West vows to stick to entertainment during concert

LOS ANGELES -- In his first public appearance since verbally lashing President Bush, rapper Kanye West said he would stick to entertainment during the NFL's opening kickoff concert.

"I don't want to detract from the show at all, because it's entertainment, and a lot of times, in a time of need, we need entertainment to lift people's spirits," West said Tuesday during a news conference to promote Thursday's free concert at the Los
Angeles Coliseum.

On Friday, during an NBC telethon for Hurricane Katrina survivors, West said that "George Bush doesn't care about black people."

Departing from his script, he added that America is set up "to help the poor, the black people, the less well-off as slow as possible." His statement about Bush was cut from NBC's West Coast airing.

On Tuesday, the Grammy-winning rapper did not elaborate on his comments at the "Concert for Hurricane Relief." Looking glum, West sidestepped questions about the remarks, noting that the week's events have been "a lot of pressure for one human being."

He also said the "NFL has done a lot" toward contributing money and resources for Hurricane Katrina relief.

West was joined at the brief news conference by Maroon 5's Adam Levine, Good Charlotte's Benji and Joel Madden and former NFL players Willie Davis, Eric Dickerson and Jack Youngblood. Good Charlotte, Maroon 5 and singer Rihanna will also perform with West at Thursday's concert.

West left quickly afterward, eluding reporters.

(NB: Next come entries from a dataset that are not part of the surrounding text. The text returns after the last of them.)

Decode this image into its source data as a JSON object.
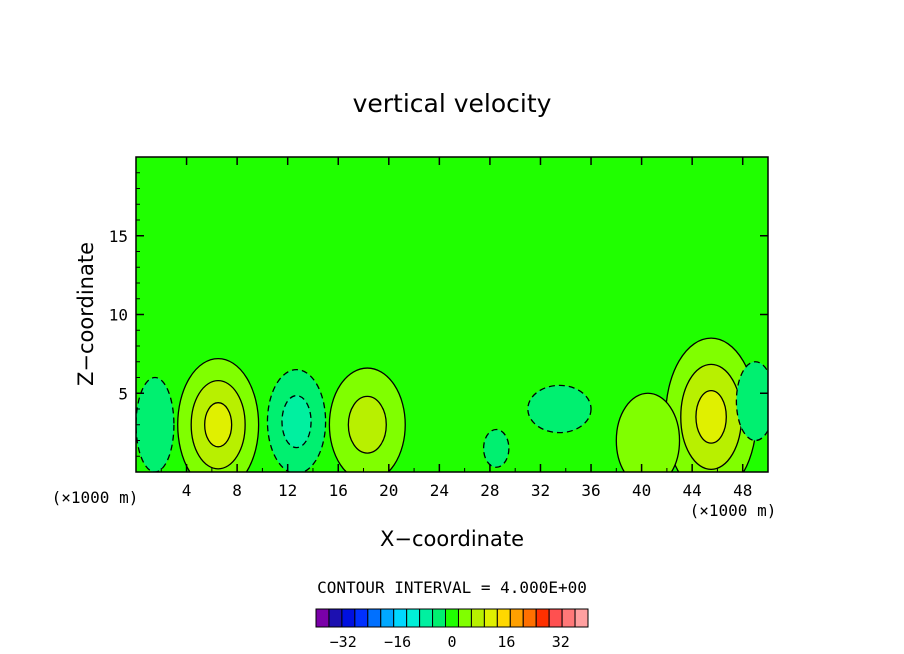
{
  "chart_data": {
    "type": "heatmap",
    "title": "vertical velocity",
    "xlabel": "X−coordinate",
    "ylabel": "Z−coordinate",
    "x_unit_left": "(×1000 m)",
    "x_unit_right": "(×1000 m)",
    "xlim": [
      0,
      50
    ],
    "ylim": [
      0,
      20
    ],
    "x_ticks": [
      4,
      8,
      12,
      16,
      20,
      24,
      28,
      32,
      36,
      40,
      44,
      48
    ],
    "x_tick_labels": [
      "4",
      "8",
      "12",
      "16",
      "20",
      "24",
      "28",
      "32",
      "36",
      "40",
      "44",
      "48"
    ],
    "y_ticks": [
      5,
      10,
      15
    ],
    "y_tick_labels": [
      "5",
      "10",
      "15"
    ],
    "contour_interval_text": "CONTOUR INTERVAL = 4.000E+00",
    "colorbar": {
      "levels": [
        -40,
        -36,
        -32,
        -28,
        -24,
        -20,
        -16,
        -12,
        -8,
        -4,
        0,
        4,
        8,
        12,
        16,
        20,
        24,
        28,
        32,
        36,
        40
      ],
      "colors": [
        "#7a00a8",
        "#1c10b0",
        "#0010e0",
        "#0030ff",
        "#0070ff",
        "#00a8ff",
        "#00d8ff",
        "#00f0d8",
        "#00f0a0",
        "#00f070",
        "#20ff00",
        "#80ff00",
        "#b8f000",
        "#e0f000",
        "#ffd800",
        "#ffa000",
        "#ff7000",
        "#ff3000",
        "#ff5050",
        "#ff7878",
        "#ffa0a0"
      ],
      "tick_values": [
        -32,
        -16,
        0,
        16,
        32
      ],
      "tick_labels": [
        "−32",
        "−16",
        "0",
        "16",
        "32"
      ]
    },
    "features": [
      {
        "kind": "updraft",
        "center": [
          6.5,
          3.0
        ],
        "rx": 3.2,
        "rz": 4.2,
        "peak": 12
      },
      {
        "kind": "updraft",
        "center": [
          18.3,
          3.0
        ],
        "rx": 3.0,
        "rz": 3.6,
        "peak": 8
      },
      {
        "kind": "updraft",
        "center": [
          45.5,
          3.5
        ],
        "rx": 3.6,
        "rz": 5.0,
        "peak": 12
      },
      {
        "kind": "updraft",
        "center": [
          40.5,
          2.0
        ],
        "rx": 2.5,
        "rz": 3.0,
        "peak": 4
      },
      {
        "kind": "downdraft",
        "center": [
          1.5,
          3.0
        ],
        "rx": 1.5,
        "rz": 3.0,
        "peak": -4
      },
      {
        "kind": "downdraft",
        "center": [
          12.7,
          3.2
        ],
        "rx": 2.3,
        "rz": 3.3,
        "peak": -6
      },
      {
        "kind": "downdraft",
        "center": [
          33.5,
          4.0
        ],
        "rx": 2.5,
        "rz": 1.5,
        "peak": -4
      },
      {
        "kind": "downdraft",
        "center": [
          28.5,
          1.5
        ],
        "rx": 1.0,
        "rz": 1.2,
        "peak": -4
      },
      {
        "kind": "downdraft",
        "center": [
          49.0,
          4.5
        ],
        "rx": 1.5,
        "rz": 2.5,
        "peak": -4
      }
    ]
  }
}
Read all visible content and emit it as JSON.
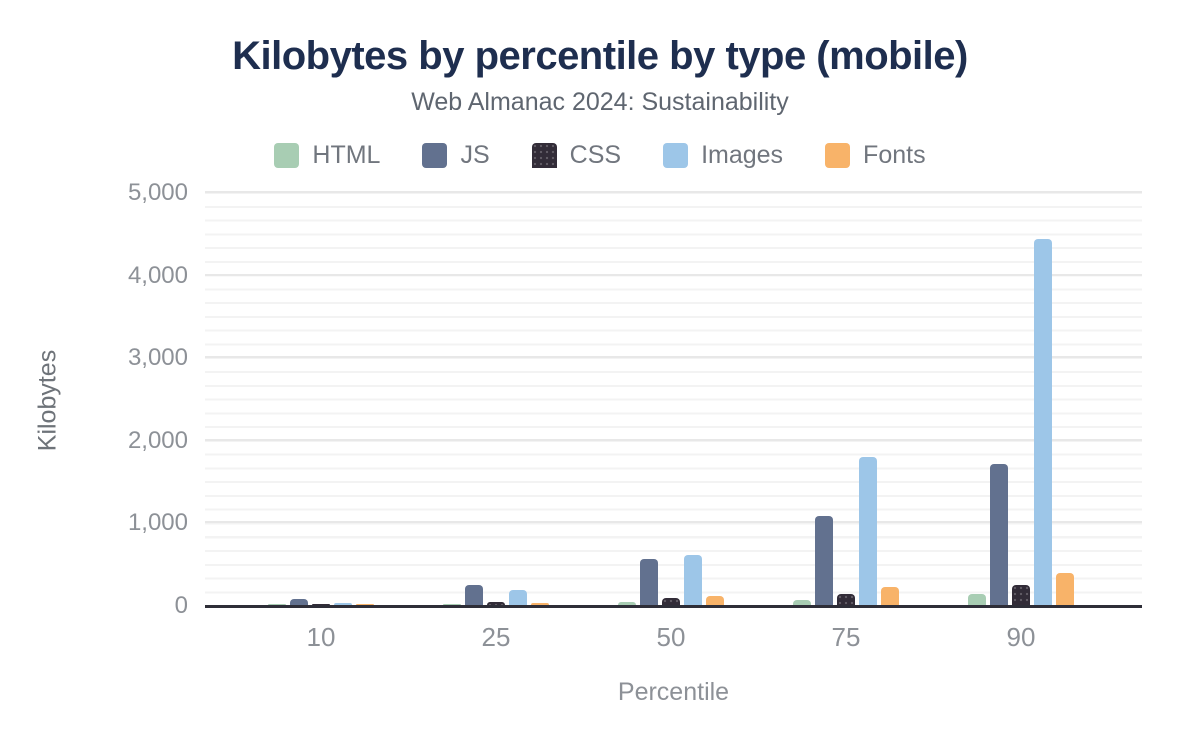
{
  "title": "Kilobytes by percentile by type (mobile)",
  "subtitle": "Web Almanac 2024: Sustainability",
  "axes": {
    "xlabel": "Percentile",
    "ylabel": "Kilobytes"
  },
  "palette": {
    "title_color": "#1e2e4f",
    "subtitle_color": "#5f6670",
    "axis_text_color": "#8d9197",
    "axis_line_color": "#2e2e38",
    "html_color": "#a8cdb3",
    "js_color": "#62718f",
    "css_color": "#322c38",
    "images_color": "#9dc6e8",
    "fonts_color": "#f8b369"
  },
  "chart_data": {
    "type": "bar",
    "title": "Kilobytes by percentile by type (mobile)",
    "subtitle": "Web Almanac 2024: Sustainability",
    "xlabel": "Percentile",
    "ylabel": "Kilobytes",
    "categories": [
      "10",
      "25",
      "50",
      "75",
      "90"
    ],
    "series": [
      {
        "name": "HTML",
        "color": "#a8cdb3",
        "pattern": "solid",
        "values": [
          8,
          16,
          33,
          62,
          138
        ]
      },
      {
        "name": "JS",
        "color": "#62718f",
        "pattern": "solid",
        "values": [
          73,
          240,
          557,
          1080,
          1707
        ]
      },
      {
        "name": "CSS",
        "color": "#322c38",
        "pattern": "dots",
        "values": [
          12,
          37,
          80,
          136,
          245
        ]
      },
      {
        "name": "Images",
        "color": "#9dc6e8",
        "pattern": "solid",
        "values": [
          30,
          180,
          607,
          1797,
          4430
        ]
      },
      {
        "name": "Fonts",
        "color": "#f8b369",
        "pattern": "solid",
        "values": [
          2,
          28,
          106,
          218,
          382
        ]
      }
    ],
    "ylim": [
      0,
      5000
    ],
    "yticks": [
      {
        "value": 0,
        "label": "0"
      },
      {
        "value": 1000,
        "label": "1,000"
      },
      {
        "value": 2000,
        "label": "2,000"
      },
      {
        "value": 3000,
        "label": "3,000"
      },
      {
        "value": 4000,
        "label": "4,000"
      },
      {
        "value": 5000,
        "label": "5,000"
      }
    ],
    "legend_position": "top",
    "grid": "horizontal"
  }
}
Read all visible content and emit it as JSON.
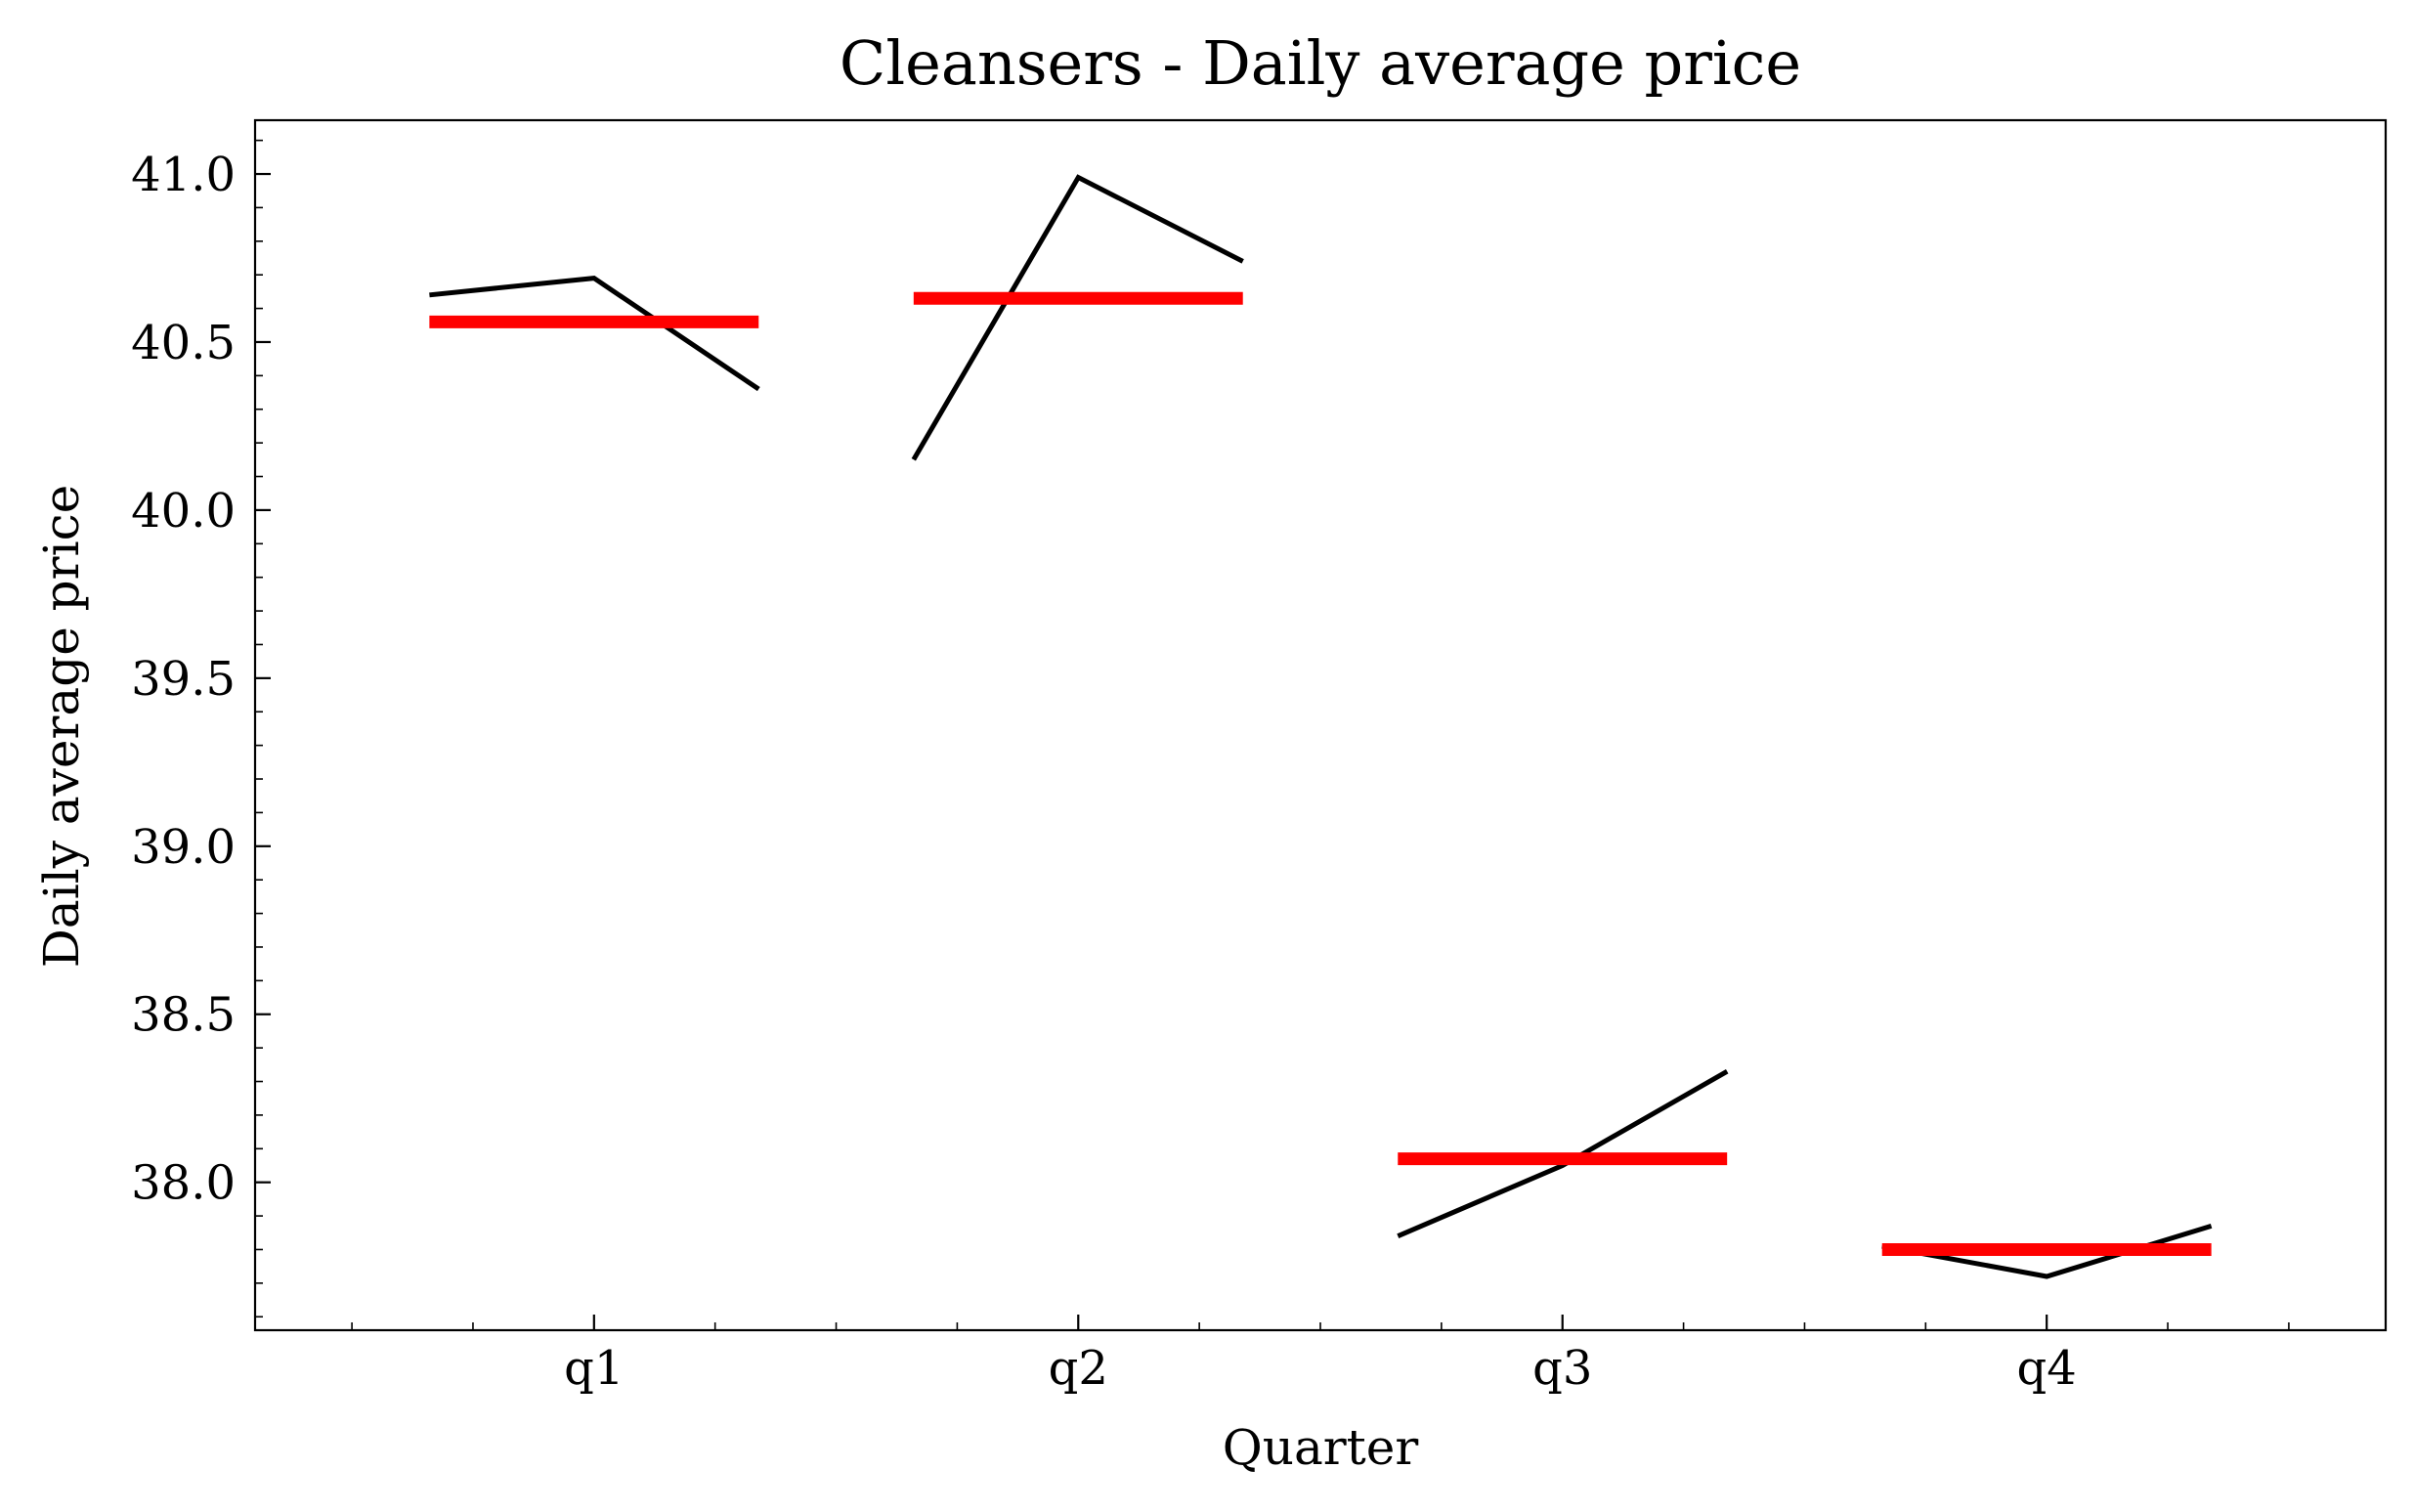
{
  "chart_data": {
    "type": "line",
    "title": "Cleansers - Daily average price",
    "xlabel": "Quarter",
    "ylabel": "Daily average price",
    "categories": [
      "q1",
      "q2",
      "q3",
      "q4"
    ],
    "values": [
      [
        40.64,
        40.69,
        40.36
      ],
      [
        40.15,
        40.99,
        40.74
      ],
      [
        37.84,
        38.05,
        38.33
      ],
      [
        37.81,
        37.72,
        37.87
      ]
    ],
    "means": [
      40.56,
      40.63,
      38.07,
      37.8
    ],
    "line_color": "#000000",
    "mean_color": "#ff0000",
    "ylim": [
      37.56,
      41.16
    ],
    "yticks": [
      {
        "value": 38,
        "label": "38.0"
      },
      38.5,
      {
        "value": 39,
        "label": "39.0"
      },
      39.5,
      {
        "value": 40,
        "label": "40.0"
      },
      40.5,
      {
        "value": 41,
        "label": "41.0"
      }
    ],
    "grid": false
  }
}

But Good Charlotte singer Joel Madden said he supported West's right to express himself.

"The great thing about our country is we all get to say what we feel and believe. Whether you agree with him, or whether I agree with him or not, he has the right to say what he thinks," Madden said.

"I think Kanye is very passionate about the tragedy down there. ... He's just trying to get other people as fired up as he is," Madden said.